Na madrugada do dia 15 de outubro de 1964, Antonio Maria parou na porta do
restaurante Le Rond Point para trocar um cheque e teve um infarto fulminante.
“Morria ali uma glória da arte popular do Brasil” diz Chico.
Haroldo
Barbosa de certa forma foi além de amigo um “avalista” de Francisco ao levá-lo
para a Mayrink Veiga. Para o jovem cearense, Haroldo foi o primeiro a acreditar
em seu trabalho como autor de textos humorísticos e como ator. Ele chamava
Chico de garoto e ensinava:
“... quando há um cômico em cena, tudo que ele disser tem
de ser engraçado. Se não der para ter graça, ele tem que falar de um modo
diferente do comum. O cômico é especial. Não use, nas falas de um cômico, uma
linguagem neutra. Se não tiver num dia bom e a graça vier com dificuldade,
procure, no mínimo, ser inteligente. Dez piadas ótimas não reabilitam uma
bobagem”
(CHICO ANYSIO).
Outra
personalidade reverenciada na biografia de Chico é José Bonifácio Sobrinho, o
Boni, ex-diretor da TV Globo, de quem Anysio afirma:
“Não
existe, no mundo inteiro, ninguém que entenda de televisão mais que o Boni. A
rapidez de raciocínio, o faro do sucesso, a mão de comando, a justiça das
decisões, a imparcialidade, o talento, a palavra certa na hora exata, tudo nele
funciona como um Rolex” (CHICO ANYSIO).
Na
mesma turma estava Walter Clark, a quem Anysio chama de o melhor diretor
comercial de tv que já conheceu. Segundo ele, ninguém vendia mais e melhor do
que ele uma programação. Foi Clark que vendeu o primeiro projeto de Chico na TV
Rio e depois o incentivou a produzir mais.
Outro
diretor de TV a quem o humorista credita parte de sua carreira é Daniel Filho,
com quem trabalho na TV Rio, Excelsior e na Globo. Segundo Chico, ele sempre
deu palpite mais do que certos nos programas onde trabalharam juntos.
Entre
os nomes gravados na memória do humorista está o da atriz Dercy Gonçalves que
descreve como a “maior artista cômica do mundo” e a pessoa por quem nutre
grande respeito.
Todas
estas pessoas e outras tantas passaram pela vida de Francisco Anysio
enriquecendo sua carreira com a criação de papéis em programas, dicas de como
atuar, de como escrever, de como dirigir. Eles tiveram um papel decisivo na
criação da base do trabalho de Chico no rádio e na TV facilitando elaboração
das concepções de ator e de autor:
“O
ator é o veículo através do qual o personagem se apresenta. Quando faço um
papel qualquer, é necessário que saia de mim para o personagem entrar e viver.

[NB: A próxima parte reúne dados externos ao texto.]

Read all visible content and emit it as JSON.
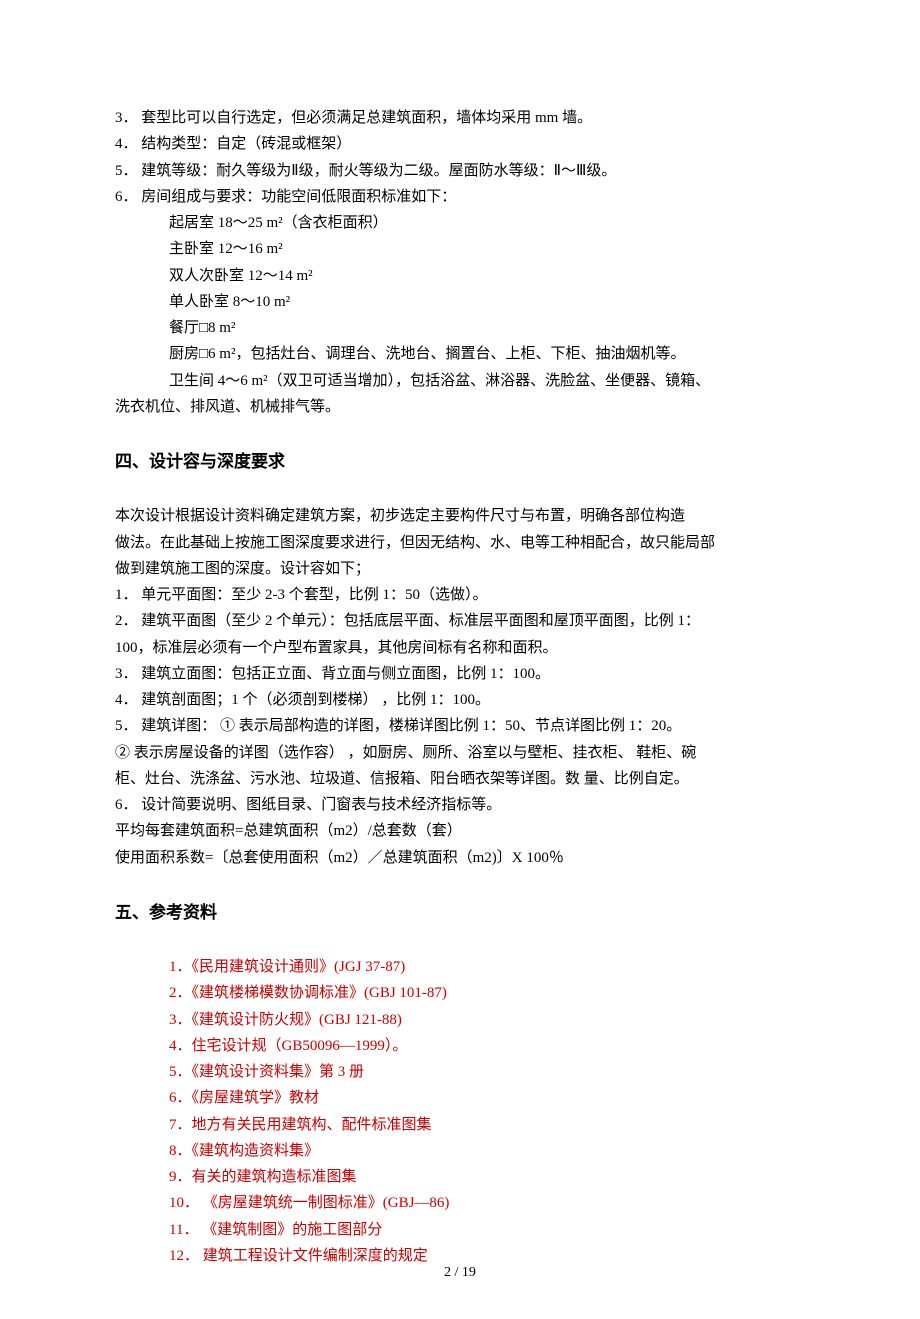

Ele tem que ter seu próprio gestual e seus tiques. Nada de mim pode estar nele.
Ou se houver, que seja o mínimo. Somo dois: eu e o personagem... é imperioso
que alguém ou alguns possam encontrá-lo sem minha presença ... O autor, o
escritor, vive outro tipo de delírio. Pelo fato de ser criador, ele precisa ter
alguma vivência. Ninguém pode escrever bem sobre uma coisa que não conhece. Por
essa razão eu frequentei todos os ambientes possíveis. O autor escreve melhor
quando sabe o que está escrevendo. O ator representa melhor quando sente”
(CHICO ANYSIO).
Outro
aspecto que o fez diferente dos demais humoristas foi sua aprendizagem na
escola do improviso do texto radiofônico, onde os atores deviam estar
preparados para qualquer situação. Além disso, um artista na época não era tão
conhecido como na atualidade, um contraponto a superexposição vivida pelos
artistas hoje diante dos meios de comunicação.
“Como
estímulo ou desconsolo. Hoje às coisas são mais fáceis, porque há mais
profissionais. O passado foi mais romântico. A televisão atualmente faz um
ídolo em dois capítulos de novela. Não há apenas O Cruzeiro e Revista do Rádio
para oferecer a possibilidade de capa. Hoje há uma fartura de revistas
divulgando o rosto das estrelas e dos astros, tudo rápido. Mas, é óbvio, existe
um lado escuro nesta vasta claridade: um mês depois da novela acabar, poucos
lembram sequer do título dela” (CHICO ANYSIO).
Os
laços de Chico Anysio com os profissionais de rádio perduram até hoje. No
período que antecedeu sua saída da TV Globo, ele foi alvo de críticas pelo uso
de profissionais da velha guarda no programa “Escolinha do Professor Raimundo”,
sobre este assunto o humorista rebate explicando que valorizar estes atores é
uma escola:
“Muita
gente acha que utilizo os velhos comediantes simplesmente para os ajudar.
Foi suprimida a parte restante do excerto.